Begin, always as new, the unattainable praising: think, the hero prolongs himself, even his falling was only a pretext for being, his latest rebirth.
T
he world I know passes by in fragments. I breach the surface of the sea in the claws of a dragon; and through those claws I watch the sea meet the land. Sand gives way to foliage; and foliage to thicker trees. A lake might wink brightly for a moment before we pass it by; and the trees might change in nature, from evergreens to thick cypresses. Then the water and the trees meet, and I am certain I must be dreaming or dead. I have never seen a swamp; and the trunks that rise so serenely from the water seem an odd reflection, as if they are growing from the sky. But then Damascus’s reflection flashes, too, and I am uncertain of whether anything is real anymore. I might have slept; I might have died; but when I awake it is to be surrounded not by Damascus’s obsidian scales, but by men and women I do not recognize. All around me there are trees; the branches form rooms and walkways, and I placed on a gurney and carried through a canopy.
I catch snippets of conversation.
“The wounds are bad. Someone has tended them some; they’ve staunched the bleeding so that he will at least not die, but there’s the onset of infection—“
“I’m worried about sepsis.”
“How did he get here?”
“What do you mean, did you not see that dragon?”
“Who is he, anyway?”
“I have no idea, but—do you see the lacerations? I can’t believe he’s alive at all. Whatever bit him nearly severed the carotid on both sides. If they had, he’d be dead—“
“I don’t even know where to start. Stitches? We need to clean the wound—“
“Ah, we need more doctors here. I know Elena is Champion of Community, but we could really use her experience. Someone go find her.”
Then, quiet.
There is someone—a nurse, maybe—carefully cleaning the wounds on my neck and shoulder. Everything is stinging. Everything hurts too fiercely. I suppose—I suppose I had gotten too drunk, at the festival, and gone back to the sea after talking to Seraphina. I don’t know. I don’t remember. The last—
I don’t know how much time has passed.
My head aches.
Fuck, it stings.
“He definitely has a fever. He’s fighting infection.”
“I think he was attacked by one of the kelpies.”
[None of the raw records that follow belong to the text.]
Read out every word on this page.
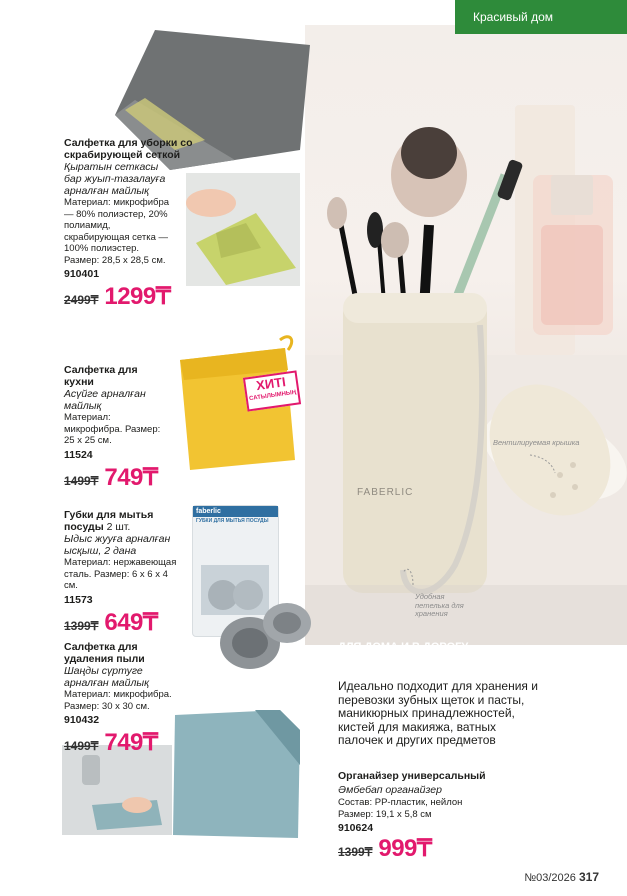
FABERLIC
Вентилируемая крышка
Удобная петелька для хранения
ДЛЯ ДОМА И В ДОРОГУ
Красивый дом
Салфетка для уборки со скрабирующей сеткой
Қыратын сеткасы бар жуып-тазалауға арналған майлық
Материал: микрофибра — 80% полиэстер, 20% полиамид, скрабирующая сетка — 100% полиэстер. Размер: 28,5 x 28,5 см.
910401
2499₸ 1299₸
ХИТІ
САТЫЛЫМНЫҢ
Салфетка для кухни
Асүйге арналған майлық
Материал: микрофибра. Размер: 25 x 25 см.
11524
1499₸ 749₸
faberlic
ГУБКИ ДЛЯ МЫТЬЯ ПОСУДЫ
Губки для мытья посуды 2 шт.
Ыдыс жууға арналған ысқыш, 2 дана
Материал: нержавеющая сталь. Размер: 6 x 6 x 4 см.
11573
1399₸ 649₸
Салфетка для удаления пыли
Шаңды сүртуге арналған майлық
Материал: микрофибра. Размер: 30 x 30 см.
910432
1499₸ 749₸
Идеально подходит для хранения и перевозки зубных щеток и пасты, маникюрных принадлежностей, кистей для макияжа, ватных палочек и других предметов
Органайзер универсальный
Әмбебап органайзер
Состав: PP-пластик, нейлон
Размер: 19,1 x 5,8 см
910624
1399₸ 999₸
№03/2026 317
“That’s all I can figure, from the bite wounds.”
Quiet again. But even the quiet seems loud. I am left alone.
I might have slept, laying on that table. There is a constant creaking of wood; and outside, cicadas are crying into what I assume is the darkness. But it is too difficult to think clearly, and when I raise my head with the intention of standing, the entire room pitches and falls. I drop my head back down and groan.
Let me die, I want to beg. But when I go to speak, I cannot say the words aloud.